Bagian #7 (Hope & Luck)

5 2 0
                                    


"Setiap titik nikmat hingga nikmat yang tak terhingga, Allaah berikan tanpa pilih kasih. Barang siapa yang selalu bersyukur, maka Allaah akan tambahkan lagi, lagi, dan lagi."

POV. Naina
-
-

Udara segar di pagi hari
Konon katanya sangat baik untuk kesehatan, karena belum banyak kendaraan yang berlalu-lalang depan rumah yang bisa menyebabkan polusi. Tepat satu bulan kepergian Arin, pergi ke pesantren dan kuliah demi masadepannya. Beruntungnya wanita itu

Begitu juga dengan Yura, tak lagi aku mendapat kabar darinya. Sejak perpisahannya di sekolah, terakhir menghubungiku dua bulan yang lalu. Mungkin dia sudah menjadi wanita karir yang super sibuk, doakan saja.

Aku tak lagi dapat menjumpai sosok berbadan tegap, rapih dan agamis melewati rumahku. Karena memang, rumahku searah dengan jalan menuju sekolah. Jadi, aku sering sekali melihatnya berangkat ke sekolah melewati rumah. Ya, seseorang itu adalah Said. Entah kemana ia sekarang.

Hah!?
Apa ini?
Mengapa terlintas lelaki antik itu?
Astaga!

Mataku menatap bulat penjuru ruangan, tak ada siapapun. Tak butuh lama setelah aku duduk di sofa.
"Naina, mau kemana?" Seloroh Ibu menghampiri dengan membawa secangkir teh.

"Eh, Ibu!?" Aku terkejut.
"Cari kerja, Bu. Bosen di rumah." Balasku polos. Wanita di hadapanku ini hanya tersenyum dengan mata yang mengembun.

"Udah ada lowongan kerjanya?" Tanyanya.
"Sudah, Bu." Balasku cepat.
"Insyaa Allaah, Naina mau ke tempat Kak Haris, temannya Kak Fikri yang kerja di pabrik sepatu itu lho, Bu." Imbuhku yang masih sibuk menata berkas yang akan dibawa.

"Nay, Ibu minta maaf, ya? Ndak bisa wujudkan impianmu masuk kuliah." Ucapnya bergetar.

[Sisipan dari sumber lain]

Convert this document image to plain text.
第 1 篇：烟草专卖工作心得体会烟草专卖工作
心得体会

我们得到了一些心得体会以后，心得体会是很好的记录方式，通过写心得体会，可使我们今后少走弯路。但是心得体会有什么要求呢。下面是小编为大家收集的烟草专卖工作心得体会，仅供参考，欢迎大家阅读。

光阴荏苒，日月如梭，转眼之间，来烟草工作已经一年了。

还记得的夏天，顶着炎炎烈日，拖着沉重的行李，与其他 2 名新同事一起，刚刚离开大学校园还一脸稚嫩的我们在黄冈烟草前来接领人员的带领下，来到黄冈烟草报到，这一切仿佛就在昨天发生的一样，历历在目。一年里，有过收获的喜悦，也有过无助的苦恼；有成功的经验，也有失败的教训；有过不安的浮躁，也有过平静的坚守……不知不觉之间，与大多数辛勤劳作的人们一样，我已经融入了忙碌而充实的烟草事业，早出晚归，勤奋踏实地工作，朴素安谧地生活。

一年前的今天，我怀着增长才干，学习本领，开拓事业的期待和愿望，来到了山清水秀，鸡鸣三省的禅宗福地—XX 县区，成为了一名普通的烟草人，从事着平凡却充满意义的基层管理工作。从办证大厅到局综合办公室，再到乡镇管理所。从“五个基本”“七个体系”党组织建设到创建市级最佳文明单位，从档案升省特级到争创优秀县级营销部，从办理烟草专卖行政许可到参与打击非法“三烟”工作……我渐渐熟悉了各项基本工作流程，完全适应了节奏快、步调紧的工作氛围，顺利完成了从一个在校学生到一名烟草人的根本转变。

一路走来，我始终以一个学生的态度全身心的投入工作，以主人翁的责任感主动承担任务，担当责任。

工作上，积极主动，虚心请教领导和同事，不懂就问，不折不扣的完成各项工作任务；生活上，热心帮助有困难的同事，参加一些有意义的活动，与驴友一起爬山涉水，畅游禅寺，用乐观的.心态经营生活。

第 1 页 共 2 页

Aku menggeleng cepat. "Gak, Bu. Ibu gak perlu lah minta maaf ke Nay, justru Nay yang berterimakasih sama Ibu dan Ayah, Naina lulus SMK saja, sudah bahagia. Sekarang tugas Naina mencari uang untuk Ibu, Ayah dan kak Rena. Biar Kak Malik fokus dengan keluarganya." Jelasku sembari menyeruput teh hangat yang menggoda sedari tadi.

Seketika hening menyelimuti. "Nay, tetap di jalan yang benar ya, Nak. Jangan sampai kamu jatuh di lubang yang sama untuk ke dua kalinya." Seloroh Ibu mengelus puncak kepalaku.

Aku menoleh kearahnya"Ibu tenang aja ya!" Balasku lembut.

"Ibu harus doain Nay terus. Ibu jangan dengerin omongan tetangga! Biarkan saja mereka bicara sampe berbusa. Selagi ucapan tetangga itu tidak ada bukti, Ibu cukup senyumin mereka aja ya!" Imbuhku melempar senyum.

Ibu mengangguk setuju. "Naina adalah harapan Ibu satu-satunya." Ucapnya memeluk dan menghujani aku dengan ciuman hangat.

Hati kecilku bergetar, baru sadar betapa bodohnya aku yang menyakiti hati orang yang selama ini sangat menyayangiku. Akan aku buktikan, bahwa aku bukan lagi Naina yang manja, nakal, ngambekan dan bikin susah orang!

"Naina pamit dulu, ya, Bu. Assalamualaikum." Mencium punggung tangannya. Kulihat senyumnya kembali merekah.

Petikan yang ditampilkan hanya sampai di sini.